Strict regulation of multi-level marketing likely

Written by Bijay Shankar Patel | Subhash Narayan | New Delhi | Updated: May 28 2011, 05:35am hrs
The dubious business model of multi-level marketing (MLM) companies, where sales agents recruit customers to join their distribution army, has come under the governments scanner.

Concerned over the potential of pyramid and money circulation schemes run under such flawed model to collapse sooner or later, the government is planning to bring them under stringent regulations on the lines of similar rules in the US, EU and Singapore. The move could impact firms such as Amway, Tupperware and Oriflame.

According to sources, the consumer affairs ministry has asked the Central Bureau of Investigation (CBI) to look into the operations of MLM companies. In parallel, the income-tax department would ask these companies to reveal the source of funding of various schemes run by them, suspecting involvement of black money.

We have received many complaints about the functioning of multi-level marketing companies. It is felt that there is a need to bring them under strict regulations. Many investors are also duped by the Ponzi schemes run by these firms, an official source told FE, on condition of anonymity.

In a Ponzi scheme, returns are paid to separate investors not from any actual profit earned by the company but from the money paid by subsequent investors. Direct selling is the system where companies engage private citizens on a contractual basis to sell their products and services.

These persons enjoy freedom to set their schedule and retail price and profit from the difference between the wholesale and retail prices and bonus linked to sales volume paid by the company. But in some cases which is what MLM is sales agents are offered extra gains if they recruit customers to become sales agents. This model is considered unsustainable and hence the need for regulatory oversight.

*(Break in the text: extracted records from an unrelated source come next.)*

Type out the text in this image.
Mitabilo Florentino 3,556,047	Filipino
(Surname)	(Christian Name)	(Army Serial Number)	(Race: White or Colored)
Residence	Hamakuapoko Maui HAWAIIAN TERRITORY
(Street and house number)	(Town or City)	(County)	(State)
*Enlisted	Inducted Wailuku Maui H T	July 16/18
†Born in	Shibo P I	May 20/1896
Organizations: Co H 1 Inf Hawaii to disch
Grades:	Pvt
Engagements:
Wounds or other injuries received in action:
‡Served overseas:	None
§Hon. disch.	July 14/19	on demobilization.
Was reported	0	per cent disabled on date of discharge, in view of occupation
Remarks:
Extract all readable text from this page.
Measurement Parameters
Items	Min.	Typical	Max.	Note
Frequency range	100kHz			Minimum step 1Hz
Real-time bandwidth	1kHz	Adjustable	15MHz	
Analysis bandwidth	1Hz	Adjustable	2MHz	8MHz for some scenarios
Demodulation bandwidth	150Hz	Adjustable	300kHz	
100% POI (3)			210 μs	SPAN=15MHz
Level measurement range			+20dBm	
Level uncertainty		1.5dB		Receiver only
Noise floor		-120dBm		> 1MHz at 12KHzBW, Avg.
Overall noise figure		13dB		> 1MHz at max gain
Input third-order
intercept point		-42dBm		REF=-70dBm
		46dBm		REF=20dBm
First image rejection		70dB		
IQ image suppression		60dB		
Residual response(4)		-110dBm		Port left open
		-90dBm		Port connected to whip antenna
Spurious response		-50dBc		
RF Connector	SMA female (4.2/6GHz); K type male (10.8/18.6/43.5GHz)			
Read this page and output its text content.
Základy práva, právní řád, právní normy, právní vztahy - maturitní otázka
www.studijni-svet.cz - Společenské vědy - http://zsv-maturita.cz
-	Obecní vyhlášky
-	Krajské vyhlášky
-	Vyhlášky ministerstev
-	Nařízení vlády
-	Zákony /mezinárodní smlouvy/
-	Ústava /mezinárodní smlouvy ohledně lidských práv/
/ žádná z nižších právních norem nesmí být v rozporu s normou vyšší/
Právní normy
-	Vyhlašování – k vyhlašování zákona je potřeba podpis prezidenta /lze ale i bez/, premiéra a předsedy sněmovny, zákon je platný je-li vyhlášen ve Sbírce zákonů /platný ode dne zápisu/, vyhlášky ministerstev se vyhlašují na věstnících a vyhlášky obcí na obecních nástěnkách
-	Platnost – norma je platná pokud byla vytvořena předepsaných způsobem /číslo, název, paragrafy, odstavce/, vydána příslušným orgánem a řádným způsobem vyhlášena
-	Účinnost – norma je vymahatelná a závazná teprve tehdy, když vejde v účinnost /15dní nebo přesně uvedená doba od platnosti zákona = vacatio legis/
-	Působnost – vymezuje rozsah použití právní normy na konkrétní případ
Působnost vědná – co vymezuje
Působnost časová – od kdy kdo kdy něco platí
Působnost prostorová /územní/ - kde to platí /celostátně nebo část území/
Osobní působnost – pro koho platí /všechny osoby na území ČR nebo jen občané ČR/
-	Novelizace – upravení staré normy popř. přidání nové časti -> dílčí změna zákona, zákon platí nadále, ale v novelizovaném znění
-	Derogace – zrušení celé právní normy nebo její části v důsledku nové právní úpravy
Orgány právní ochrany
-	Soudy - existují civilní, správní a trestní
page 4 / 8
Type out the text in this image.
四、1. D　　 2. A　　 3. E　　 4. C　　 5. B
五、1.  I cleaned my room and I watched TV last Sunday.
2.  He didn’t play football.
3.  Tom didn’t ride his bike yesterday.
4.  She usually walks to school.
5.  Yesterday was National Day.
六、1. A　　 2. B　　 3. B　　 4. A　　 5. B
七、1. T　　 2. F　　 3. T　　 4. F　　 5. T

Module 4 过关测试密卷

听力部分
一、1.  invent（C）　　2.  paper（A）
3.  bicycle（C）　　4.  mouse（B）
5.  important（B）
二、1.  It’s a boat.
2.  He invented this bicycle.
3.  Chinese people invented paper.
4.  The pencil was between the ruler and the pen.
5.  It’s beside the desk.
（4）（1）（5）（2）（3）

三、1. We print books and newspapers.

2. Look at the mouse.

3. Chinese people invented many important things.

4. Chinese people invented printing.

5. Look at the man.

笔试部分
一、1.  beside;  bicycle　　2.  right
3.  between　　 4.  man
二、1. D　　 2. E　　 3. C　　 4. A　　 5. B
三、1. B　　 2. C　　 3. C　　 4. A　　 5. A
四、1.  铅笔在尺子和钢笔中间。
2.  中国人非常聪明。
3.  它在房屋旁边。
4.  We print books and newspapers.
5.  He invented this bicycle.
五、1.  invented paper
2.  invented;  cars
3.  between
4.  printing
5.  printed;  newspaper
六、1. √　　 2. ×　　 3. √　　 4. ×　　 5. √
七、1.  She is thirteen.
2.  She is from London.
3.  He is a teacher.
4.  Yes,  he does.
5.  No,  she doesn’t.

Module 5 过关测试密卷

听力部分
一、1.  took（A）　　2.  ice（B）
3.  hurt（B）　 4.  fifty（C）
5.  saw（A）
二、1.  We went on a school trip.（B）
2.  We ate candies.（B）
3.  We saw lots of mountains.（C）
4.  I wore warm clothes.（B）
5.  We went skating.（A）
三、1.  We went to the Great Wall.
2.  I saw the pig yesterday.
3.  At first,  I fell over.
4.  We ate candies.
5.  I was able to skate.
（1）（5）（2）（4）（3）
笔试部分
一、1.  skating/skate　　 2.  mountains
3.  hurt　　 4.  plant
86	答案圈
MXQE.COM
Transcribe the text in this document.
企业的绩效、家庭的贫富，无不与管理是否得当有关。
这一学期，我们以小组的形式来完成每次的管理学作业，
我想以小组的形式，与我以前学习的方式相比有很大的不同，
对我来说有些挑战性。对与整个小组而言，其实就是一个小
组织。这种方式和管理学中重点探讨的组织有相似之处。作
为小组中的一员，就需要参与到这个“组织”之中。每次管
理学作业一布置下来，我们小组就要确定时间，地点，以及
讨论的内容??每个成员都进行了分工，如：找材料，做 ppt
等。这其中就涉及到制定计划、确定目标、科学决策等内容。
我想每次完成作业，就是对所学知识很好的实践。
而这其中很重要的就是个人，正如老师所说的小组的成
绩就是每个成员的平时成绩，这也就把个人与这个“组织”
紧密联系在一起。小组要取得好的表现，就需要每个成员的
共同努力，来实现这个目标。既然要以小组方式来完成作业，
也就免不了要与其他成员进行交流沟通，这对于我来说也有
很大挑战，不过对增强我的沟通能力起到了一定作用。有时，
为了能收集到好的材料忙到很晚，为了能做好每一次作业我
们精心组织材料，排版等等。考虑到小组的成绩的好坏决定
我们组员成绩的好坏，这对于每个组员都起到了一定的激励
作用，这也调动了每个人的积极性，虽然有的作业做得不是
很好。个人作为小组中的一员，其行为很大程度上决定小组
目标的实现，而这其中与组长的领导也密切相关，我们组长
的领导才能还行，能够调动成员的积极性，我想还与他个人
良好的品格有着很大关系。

The recent case of Speak Asia, an online survey company, which collected sums running into crores of rupees from users by promising huge payments for filling surveys, has also come as an an eye-opener for the government. Bank accounts of its agents have been frozen. We suspect the incidence of many such cases and we are looking into it, an income tax department official said.

Analysts feel that what is needed is to ensure proper regulation of MLMs so that they dont degenerate into unsustainable Ponzi schemes.

Said India Direct Selling Association secretary general Chavi Hemanth: The sector needs regulation. Over the last few years, we are in discussions with the government to bring the industry under some sorts of (regulatory) framework. There is no official definition of direct selling in the country.

The CBI has been roped in by the consumer affairs ministry as its findings could be key to framing new regulations. The ministry has asked the apex investigative agency to present its findings in the form of a report so that action on new legislation could be initiated immediately.

There is no comprehensive Act to deal with direct selling in India unlike in countries like Malaysia which have effective mechanisms to deal with this industry. In India, there are several regulatory bodies governing this sector, which needs to streamlined. According to an ICRIER study, the Prize Chits and Money Circulation Scheme (Banning) Act, 1978, which is sometimes cited for regulating this sector, is not applicable to direct selling and is outdated.

Catching illegal marketing activities under this Act is difficult. And the CBI is expected to go into the depth of current regulations that have given a free hand to operations of these companies without proper checks, said another government official privy to the development.

The I-T department has heightened its vigil as well, keeping a close eye on the sources of funding and illegal wealth generated. The move is line with the department's drive to curb the flow of black money. According to an official, ponzi scheme is a new area which the income tax department is tracking closely. Many such schemes are under the department's scanner.

The ICRIER study has endorsed the need for a comprehensive Act focusing on banning fraudulent practices such as pyramid schemes. The Act should have a clear definition of pyramid and other money circulation schemes and draw a distinction between fraudulent schemes and legitimate multi-level marketing (including direct selling), the study said.

There are more than 100 companies operating in the country under the multi-level marketing format, most of which have questionable operations. The concern is also that under the format, while customers are promised huge returns on their investment by participating in a marketing chain, the benefits flows only to a very minuscule percentage of participants. Others just lose money they invested in such schemes.